Non sono un esperto di tennis, il mio rapporto con l’uso delle racchette si ferma al ping-pong (dove peraltro, nella prima adolescenza, ero piuttosto coriaceo). Me ne appassionai tardi, attorno ai dieci anni, conquistato da tre cose: le sassate di Pat Rafter, gli smash di Sampras, quell’istrione di Andre Agassi (il mio primo amore, legnato senza pietà in tre set nella finale di Wimbledon ’99 dall’altro americano, quello con la lingua di fuori).
Detesto Nadal. In realtà, probabilmente, c’è del freudiano, ché siamo quasi coetanei e sapere che è bello, talentuoso e famoso è una cosa che sinceramente ho sempre digerito come la peperonata dopo l’ammazzacaffè.
Gli spagnoli li trovavo accettabili quando monopolizzavano il Roland Garros (torneo che non mi ha mai appassionato alla follia, e che nel mio gusto è il quarto Slam per importanza) e quivi si dividevano la finale a suon di rovesci bimani (o quando andava bene in back) e dritti lungolinea da ogni posizione del campo. Mi ricordo, per esempio, una noiosissima finale Albert Costa – Mosquito Ferrero ai limiti del senza senso.
Poi, giustamente, il loro tennis da “hic sunt leones” (dove “hic” significava “mezzo metro al di qua della linea di fondo”) veniva risucchiato nell’oblio per il resto dell’anno.
Senza andare dietro alle illazioni sul doping (“Ecco, gli sportivi spagnoli son tutti drogati”: siamo seri…), Nadal ha applicato la maratona alla pesistica; quindi, ha applicato questo strano ibrido al tennis.
In campo lo trovo insopportabile, a cominciare dal preambolo al primo game del primo set: quello scattino mordente composto da tre falcate rapide per andare a posizionarsi dietro la linea di fondo, come a dire “mangerò il campo anche oggi” è sempre stato una irritante dimostrazione muscolare.
Intendiamoci, Rafa ha tocco: ha la sensibilità di un pianista con la resistenza alla fatica di un lattoniere.
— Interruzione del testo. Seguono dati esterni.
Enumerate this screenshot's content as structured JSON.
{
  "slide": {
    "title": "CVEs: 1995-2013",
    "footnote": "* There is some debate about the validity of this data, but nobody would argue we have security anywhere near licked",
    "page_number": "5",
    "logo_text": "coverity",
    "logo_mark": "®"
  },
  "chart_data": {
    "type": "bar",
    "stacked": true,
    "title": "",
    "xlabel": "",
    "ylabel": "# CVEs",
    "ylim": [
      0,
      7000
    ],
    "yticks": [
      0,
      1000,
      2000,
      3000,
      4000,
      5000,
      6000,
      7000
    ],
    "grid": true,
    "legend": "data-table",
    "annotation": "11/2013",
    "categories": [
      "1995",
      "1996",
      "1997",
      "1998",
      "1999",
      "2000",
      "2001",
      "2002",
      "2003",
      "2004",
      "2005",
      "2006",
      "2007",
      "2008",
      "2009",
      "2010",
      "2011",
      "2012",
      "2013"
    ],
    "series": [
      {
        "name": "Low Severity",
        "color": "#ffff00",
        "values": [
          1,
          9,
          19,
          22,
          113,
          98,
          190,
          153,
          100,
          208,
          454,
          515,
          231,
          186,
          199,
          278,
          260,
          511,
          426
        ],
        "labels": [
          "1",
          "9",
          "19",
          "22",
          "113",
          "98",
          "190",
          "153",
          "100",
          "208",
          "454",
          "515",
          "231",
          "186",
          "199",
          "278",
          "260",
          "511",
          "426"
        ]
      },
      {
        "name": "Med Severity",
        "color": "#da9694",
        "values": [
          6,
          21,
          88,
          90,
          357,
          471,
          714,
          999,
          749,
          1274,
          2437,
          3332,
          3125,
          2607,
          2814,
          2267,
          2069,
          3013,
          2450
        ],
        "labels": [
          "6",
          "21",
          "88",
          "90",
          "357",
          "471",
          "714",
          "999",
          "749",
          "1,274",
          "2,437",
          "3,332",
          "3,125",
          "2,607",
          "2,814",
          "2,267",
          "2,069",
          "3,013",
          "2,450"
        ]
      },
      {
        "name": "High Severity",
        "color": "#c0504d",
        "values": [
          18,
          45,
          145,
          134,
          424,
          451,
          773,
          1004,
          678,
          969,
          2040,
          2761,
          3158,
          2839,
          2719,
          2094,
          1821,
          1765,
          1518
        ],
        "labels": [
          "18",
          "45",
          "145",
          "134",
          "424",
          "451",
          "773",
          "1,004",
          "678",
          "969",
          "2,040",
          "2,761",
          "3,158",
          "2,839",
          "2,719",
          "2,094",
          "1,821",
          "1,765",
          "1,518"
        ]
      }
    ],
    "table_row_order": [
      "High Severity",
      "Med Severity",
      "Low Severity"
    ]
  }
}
Ricordo di suoi punti in assoluto recupero, con la palla a ormai dieci centimetri da terra, che diventano dei cross di dritto con un angolo impensabile.
La stoffa c’è.
È un mancino indotto, nel senso che è destrorso in tutto (scrivere, mangiare, suppongo scazzottarsi) ma che utilizza la sinistra per giocare: questo gli dà un primo vantaggio tecnico, perché gioca il colpo forte (il dritto incrociato) sul colpo generalmente debole dell’avversario (il rovescio), con la possibilità di giocarlo aperto o chiuso.
Corre come un indemoniato, e contro di lui “devi fare il punto tre volte” (la definizione è del mahatma Rino Tommasi): la sua strepitosa vigoria atletica gli consente di andare a raccattare la stragrande maggioranza dei colpi dell’avversario.
Chi gioca contro Nadal gioca contro un muro; sillogisticamente, chi tifa per Nadal tifa per un muro.
Questo il suo stile di gioco: allungare lo scambio. È la tecnica dei pessimi giocatori di scacchi (categoria cui io appartengo ampiamente), il cui unico modo di giocare è condurre scriteriatamente la partita cercando di mangiare pezzo per pezzo lo schieramento avversario.
Se alla fine ho più pezzi io, vinco; se ne ho di meno, perdo.
Nadal fa lo stesso: cerca di isolare il Re avversario mediante una serie di passaggi molto obbligati, molto concreti, molto noiosi.
Pallate insistenti per aprirsi il campo, vincente per chiudere il punto. Zero rischi, zero follia, zero sorpresa: se prende lui in mano lo scambio, sei un uomo finito.
Il punto è che ha una tenuta fisica impressionante che gli consente di giocare in questo modo per quattro, cinque, a volte anche sei ore. Un logoramento fisico, quello dell’avversario, cui va di pari passo il logoramento psicologico – ne sa qualcosa Re Roger, che oramai vive una sorta di dramma kubrickiano ogni volta che si trova davanti l’arzillo maiorchino.
Dopo questo incontro di boxe travestito da tennis, di solito vince. E di solito, il pubblico esulta: come si faccia ad apprezzare questo tipo di tennis, resta per me un mistero per solutori più che abili.